Cephalon, makers of the Actiq (fentanyl) a powerful opioid lollipop, pushed physicians to prescribe Actiq off label for anything from migraines to mild injuries, including for non-opioid tolerant people who would have been put at severe risk from taking such strong drugs. Cephalon settled for $425 million.

Today, opioid painkillers kill more than heroin and cocaine combined, according to the CDC. Nearly 12 million Americans are using them recreationally and it costs $72 billion each year in direct healthcare costs. Police and family are asked to carry around lifesaving drugs in case of opioid overdoses. Meanwhile, a study published in JAMA Internal Medicine suggests that legalizing cannabis led to a 25% reduction in opioid overdoses.

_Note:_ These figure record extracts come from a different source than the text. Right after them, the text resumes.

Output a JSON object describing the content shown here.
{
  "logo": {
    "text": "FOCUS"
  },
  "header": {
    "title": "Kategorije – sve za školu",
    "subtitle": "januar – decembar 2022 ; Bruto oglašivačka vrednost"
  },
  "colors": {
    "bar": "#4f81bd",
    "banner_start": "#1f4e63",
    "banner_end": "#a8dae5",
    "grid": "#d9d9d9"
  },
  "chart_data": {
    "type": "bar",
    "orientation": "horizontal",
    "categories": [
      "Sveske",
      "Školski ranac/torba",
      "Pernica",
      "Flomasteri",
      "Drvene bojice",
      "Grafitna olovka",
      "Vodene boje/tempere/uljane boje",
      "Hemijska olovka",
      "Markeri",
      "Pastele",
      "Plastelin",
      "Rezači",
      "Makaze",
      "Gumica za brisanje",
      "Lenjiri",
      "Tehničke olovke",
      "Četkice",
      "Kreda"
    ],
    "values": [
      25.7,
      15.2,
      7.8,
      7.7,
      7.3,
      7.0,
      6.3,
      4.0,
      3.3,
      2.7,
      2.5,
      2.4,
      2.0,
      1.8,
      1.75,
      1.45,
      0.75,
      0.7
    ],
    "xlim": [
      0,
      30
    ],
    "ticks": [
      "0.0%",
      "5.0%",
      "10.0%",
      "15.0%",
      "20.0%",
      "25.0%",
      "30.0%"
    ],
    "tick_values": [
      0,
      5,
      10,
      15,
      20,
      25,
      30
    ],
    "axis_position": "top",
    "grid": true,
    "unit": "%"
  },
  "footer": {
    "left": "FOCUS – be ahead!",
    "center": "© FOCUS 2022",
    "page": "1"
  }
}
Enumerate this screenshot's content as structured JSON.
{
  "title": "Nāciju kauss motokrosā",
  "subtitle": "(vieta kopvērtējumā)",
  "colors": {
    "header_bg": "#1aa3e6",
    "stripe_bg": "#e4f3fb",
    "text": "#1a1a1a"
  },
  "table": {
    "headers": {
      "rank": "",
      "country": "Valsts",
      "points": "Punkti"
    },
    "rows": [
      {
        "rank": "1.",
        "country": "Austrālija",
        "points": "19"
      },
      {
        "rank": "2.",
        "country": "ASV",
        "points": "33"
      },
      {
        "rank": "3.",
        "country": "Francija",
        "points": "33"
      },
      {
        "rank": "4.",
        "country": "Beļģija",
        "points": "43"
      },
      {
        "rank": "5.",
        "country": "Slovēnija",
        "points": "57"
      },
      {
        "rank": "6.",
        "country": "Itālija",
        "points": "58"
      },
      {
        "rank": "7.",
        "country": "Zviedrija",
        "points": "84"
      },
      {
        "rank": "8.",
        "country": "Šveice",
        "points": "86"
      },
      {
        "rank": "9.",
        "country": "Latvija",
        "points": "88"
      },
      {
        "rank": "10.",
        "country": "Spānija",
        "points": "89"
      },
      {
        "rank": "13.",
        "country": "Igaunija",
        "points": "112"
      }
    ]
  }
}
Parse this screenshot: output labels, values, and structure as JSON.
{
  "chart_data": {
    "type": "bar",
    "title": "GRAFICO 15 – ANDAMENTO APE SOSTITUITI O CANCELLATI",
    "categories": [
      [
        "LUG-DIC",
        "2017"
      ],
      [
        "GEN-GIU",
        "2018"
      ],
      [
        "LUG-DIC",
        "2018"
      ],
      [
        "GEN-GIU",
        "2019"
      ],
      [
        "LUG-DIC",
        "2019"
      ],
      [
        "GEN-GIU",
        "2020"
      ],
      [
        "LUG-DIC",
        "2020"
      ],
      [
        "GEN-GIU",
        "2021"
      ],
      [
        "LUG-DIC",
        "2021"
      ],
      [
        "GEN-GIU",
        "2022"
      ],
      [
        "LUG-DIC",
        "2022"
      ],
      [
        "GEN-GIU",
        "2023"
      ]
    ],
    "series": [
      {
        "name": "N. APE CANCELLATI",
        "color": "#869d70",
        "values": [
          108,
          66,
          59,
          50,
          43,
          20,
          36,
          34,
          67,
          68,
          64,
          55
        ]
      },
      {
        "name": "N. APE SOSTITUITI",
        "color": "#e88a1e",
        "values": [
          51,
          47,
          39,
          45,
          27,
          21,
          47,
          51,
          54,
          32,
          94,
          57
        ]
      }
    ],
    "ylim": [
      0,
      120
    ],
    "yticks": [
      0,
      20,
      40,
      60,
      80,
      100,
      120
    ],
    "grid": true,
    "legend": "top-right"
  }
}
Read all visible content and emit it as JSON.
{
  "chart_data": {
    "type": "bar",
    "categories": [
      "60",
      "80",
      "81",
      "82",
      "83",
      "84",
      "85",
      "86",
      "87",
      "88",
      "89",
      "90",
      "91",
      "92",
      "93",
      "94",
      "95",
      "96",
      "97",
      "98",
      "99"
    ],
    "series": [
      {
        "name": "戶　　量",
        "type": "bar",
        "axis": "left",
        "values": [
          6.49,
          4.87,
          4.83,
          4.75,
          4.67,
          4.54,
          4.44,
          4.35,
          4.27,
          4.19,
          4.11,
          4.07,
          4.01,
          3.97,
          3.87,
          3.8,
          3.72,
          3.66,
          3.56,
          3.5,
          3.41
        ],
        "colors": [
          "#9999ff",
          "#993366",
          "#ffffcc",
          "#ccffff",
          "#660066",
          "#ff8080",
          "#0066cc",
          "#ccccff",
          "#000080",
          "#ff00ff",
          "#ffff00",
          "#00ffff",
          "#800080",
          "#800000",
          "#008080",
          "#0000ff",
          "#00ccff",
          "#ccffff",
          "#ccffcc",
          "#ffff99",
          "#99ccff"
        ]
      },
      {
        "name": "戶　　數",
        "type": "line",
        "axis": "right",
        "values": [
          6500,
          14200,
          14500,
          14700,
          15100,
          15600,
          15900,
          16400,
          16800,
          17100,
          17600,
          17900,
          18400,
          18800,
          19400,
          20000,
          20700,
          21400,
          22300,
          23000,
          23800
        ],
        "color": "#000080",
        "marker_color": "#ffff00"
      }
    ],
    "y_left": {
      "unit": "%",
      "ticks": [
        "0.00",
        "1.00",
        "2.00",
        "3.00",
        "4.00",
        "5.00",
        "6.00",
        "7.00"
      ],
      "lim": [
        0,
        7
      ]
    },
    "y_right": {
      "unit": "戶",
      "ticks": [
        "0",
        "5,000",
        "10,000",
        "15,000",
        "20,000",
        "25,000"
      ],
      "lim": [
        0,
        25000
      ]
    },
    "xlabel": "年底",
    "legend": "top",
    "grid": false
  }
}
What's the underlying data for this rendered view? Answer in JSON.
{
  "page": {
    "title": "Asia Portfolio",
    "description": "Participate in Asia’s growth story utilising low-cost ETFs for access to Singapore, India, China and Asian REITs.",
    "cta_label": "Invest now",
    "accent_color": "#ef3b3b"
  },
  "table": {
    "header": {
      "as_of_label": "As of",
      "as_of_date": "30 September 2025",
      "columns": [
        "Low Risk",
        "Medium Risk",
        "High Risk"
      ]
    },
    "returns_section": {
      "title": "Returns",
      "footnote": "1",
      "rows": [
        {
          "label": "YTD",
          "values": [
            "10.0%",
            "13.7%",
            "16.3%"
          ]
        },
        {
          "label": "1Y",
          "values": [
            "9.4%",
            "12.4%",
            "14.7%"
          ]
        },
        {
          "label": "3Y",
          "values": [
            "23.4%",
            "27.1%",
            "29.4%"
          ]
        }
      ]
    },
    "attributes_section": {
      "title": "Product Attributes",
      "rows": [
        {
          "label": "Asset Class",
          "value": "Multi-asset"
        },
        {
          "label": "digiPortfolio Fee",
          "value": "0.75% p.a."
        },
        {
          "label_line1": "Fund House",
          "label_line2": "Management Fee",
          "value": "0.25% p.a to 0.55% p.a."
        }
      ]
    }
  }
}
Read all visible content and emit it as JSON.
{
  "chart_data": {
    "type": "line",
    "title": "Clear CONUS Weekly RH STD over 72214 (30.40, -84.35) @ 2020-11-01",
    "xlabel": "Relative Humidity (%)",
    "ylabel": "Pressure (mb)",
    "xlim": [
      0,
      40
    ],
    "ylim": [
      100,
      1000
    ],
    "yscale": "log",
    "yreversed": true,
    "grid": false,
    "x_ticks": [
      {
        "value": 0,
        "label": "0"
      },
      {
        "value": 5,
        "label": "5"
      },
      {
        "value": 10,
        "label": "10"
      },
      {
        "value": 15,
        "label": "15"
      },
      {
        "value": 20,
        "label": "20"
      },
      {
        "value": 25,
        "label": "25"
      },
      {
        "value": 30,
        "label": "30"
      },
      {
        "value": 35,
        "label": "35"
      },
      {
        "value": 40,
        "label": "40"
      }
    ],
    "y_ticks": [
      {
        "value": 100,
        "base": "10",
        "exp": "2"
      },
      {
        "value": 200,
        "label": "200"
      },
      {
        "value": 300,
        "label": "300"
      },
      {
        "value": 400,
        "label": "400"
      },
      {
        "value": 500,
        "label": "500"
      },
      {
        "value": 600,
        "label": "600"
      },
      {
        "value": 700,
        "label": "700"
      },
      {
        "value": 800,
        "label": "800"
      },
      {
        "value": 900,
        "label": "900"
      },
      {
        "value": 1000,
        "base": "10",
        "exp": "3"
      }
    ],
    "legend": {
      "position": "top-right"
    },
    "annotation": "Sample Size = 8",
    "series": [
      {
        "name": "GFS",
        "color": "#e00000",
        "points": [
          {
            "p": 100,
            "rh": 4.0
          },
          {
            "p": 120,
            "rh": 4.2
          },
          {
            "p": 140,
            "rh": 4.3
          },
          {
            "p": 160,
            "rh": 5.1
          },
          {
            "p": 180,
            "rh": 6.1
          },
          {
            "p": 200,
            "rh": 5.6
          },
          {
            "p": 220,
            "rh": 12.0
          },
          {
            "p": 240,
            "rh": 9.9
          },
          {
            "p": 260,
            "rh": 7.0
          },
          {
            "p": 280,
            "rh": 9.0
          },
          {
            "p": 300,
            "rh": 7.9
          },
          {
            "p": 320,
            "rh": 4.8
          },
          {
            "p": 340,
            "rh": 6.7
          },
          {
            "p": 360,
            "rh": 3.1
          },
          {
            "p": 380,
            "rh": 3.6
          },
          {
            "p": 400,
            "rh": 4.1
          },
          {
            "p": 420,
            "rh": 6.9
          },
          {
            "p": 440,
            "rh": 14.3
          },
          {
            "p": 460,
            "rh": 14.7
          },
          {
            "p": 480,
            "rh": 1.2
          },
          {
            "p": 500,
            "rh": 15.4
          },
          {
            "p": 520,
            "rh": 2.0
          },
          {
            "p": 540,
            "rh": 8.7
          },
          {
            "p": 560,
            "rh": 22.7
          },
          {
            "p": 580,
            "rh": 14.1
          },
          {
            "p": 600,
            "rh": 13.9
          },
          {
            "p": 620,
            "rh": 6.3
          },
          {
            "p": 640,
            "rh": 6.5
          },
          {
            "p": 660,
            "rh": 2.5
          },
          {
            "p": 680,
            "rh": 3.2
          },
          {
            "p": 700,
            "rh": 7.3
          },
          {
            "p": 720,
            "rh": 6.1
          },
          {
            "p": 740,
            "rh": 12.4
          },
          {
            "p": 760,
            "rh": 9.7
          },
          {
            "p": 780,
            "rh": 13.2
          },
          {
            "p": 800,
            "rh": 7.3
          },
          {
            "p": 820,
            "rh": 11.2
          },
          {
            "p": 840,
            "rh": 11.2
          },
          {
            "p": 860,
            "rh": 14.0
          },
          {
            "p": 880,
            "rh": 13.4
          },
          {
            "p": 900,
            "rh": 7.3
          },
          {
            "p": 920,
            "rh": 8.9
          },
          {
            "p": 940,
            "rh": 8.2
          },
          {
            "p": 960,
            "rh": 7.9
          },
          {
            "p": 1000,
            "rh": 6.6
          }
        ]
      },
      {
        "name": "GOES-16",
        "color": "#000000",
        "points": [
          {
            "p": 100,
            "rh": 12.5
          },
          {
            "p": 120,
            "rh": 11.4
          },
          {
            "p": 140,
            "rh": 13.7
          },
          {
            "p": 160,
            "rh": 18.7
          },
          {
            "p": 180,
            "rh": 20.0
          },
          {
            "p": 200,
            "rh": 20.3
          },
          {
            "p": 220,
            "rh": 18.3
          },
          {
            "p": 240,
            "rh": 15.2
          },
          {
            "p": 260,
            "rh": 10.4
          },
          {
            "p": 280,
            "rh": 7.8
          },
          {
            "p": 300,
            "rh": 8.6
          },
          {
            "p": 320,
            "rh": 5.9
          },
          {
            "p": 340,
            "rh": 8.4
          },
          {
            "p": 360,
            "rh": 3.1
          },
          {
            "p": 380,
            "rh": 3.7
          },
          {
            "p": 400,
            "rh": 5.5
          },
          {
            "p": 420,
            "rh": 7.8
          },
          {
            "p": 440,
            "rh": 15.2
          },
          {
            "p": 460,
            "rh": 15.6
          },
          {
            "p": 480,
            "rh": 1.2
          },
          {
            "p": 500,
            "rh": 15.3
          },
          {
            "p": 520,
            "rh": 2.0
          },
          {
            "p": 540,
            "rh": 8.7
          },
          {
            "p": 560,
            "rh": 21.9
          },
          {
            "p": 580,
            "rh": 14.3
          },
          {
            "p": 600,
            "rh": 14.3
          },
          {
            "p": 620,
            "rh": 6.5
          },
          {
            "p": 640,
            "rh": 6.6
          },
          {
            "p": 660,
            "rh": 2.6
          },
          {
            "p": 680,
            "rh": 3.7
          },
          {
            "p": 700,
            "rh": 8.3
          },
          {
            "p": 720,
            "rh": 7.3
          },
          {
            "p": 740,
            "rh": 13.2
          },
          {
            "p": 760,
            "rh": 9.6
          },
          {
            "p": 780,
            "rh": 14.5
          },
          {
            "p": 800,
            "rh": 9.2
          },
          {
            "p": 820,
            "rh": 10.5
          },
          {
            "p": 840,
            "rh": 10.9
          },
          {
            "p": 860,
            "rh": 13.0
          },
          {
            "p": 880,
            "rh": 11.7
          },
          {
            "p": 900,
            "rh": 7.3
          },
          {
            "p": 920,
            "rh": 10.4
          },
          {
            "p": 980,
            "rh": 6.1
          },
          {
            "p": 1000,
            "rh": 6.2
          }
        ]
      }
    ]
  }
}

We have a problem in our public dialogue today that these “experts” are often paid consultants or employees of companies with big stakes in the debate. However, when they appear in op-eds, or as talking heads on the news, there’s no big “OH BTW, THIS GUY IS IN BED WITH PFIZER” disclaimer despite the fact that the information is easily found.

Full disclosure: I have not received a dime from Big Pharma nor own or manage any shares in the companies involved, the selfish bastards.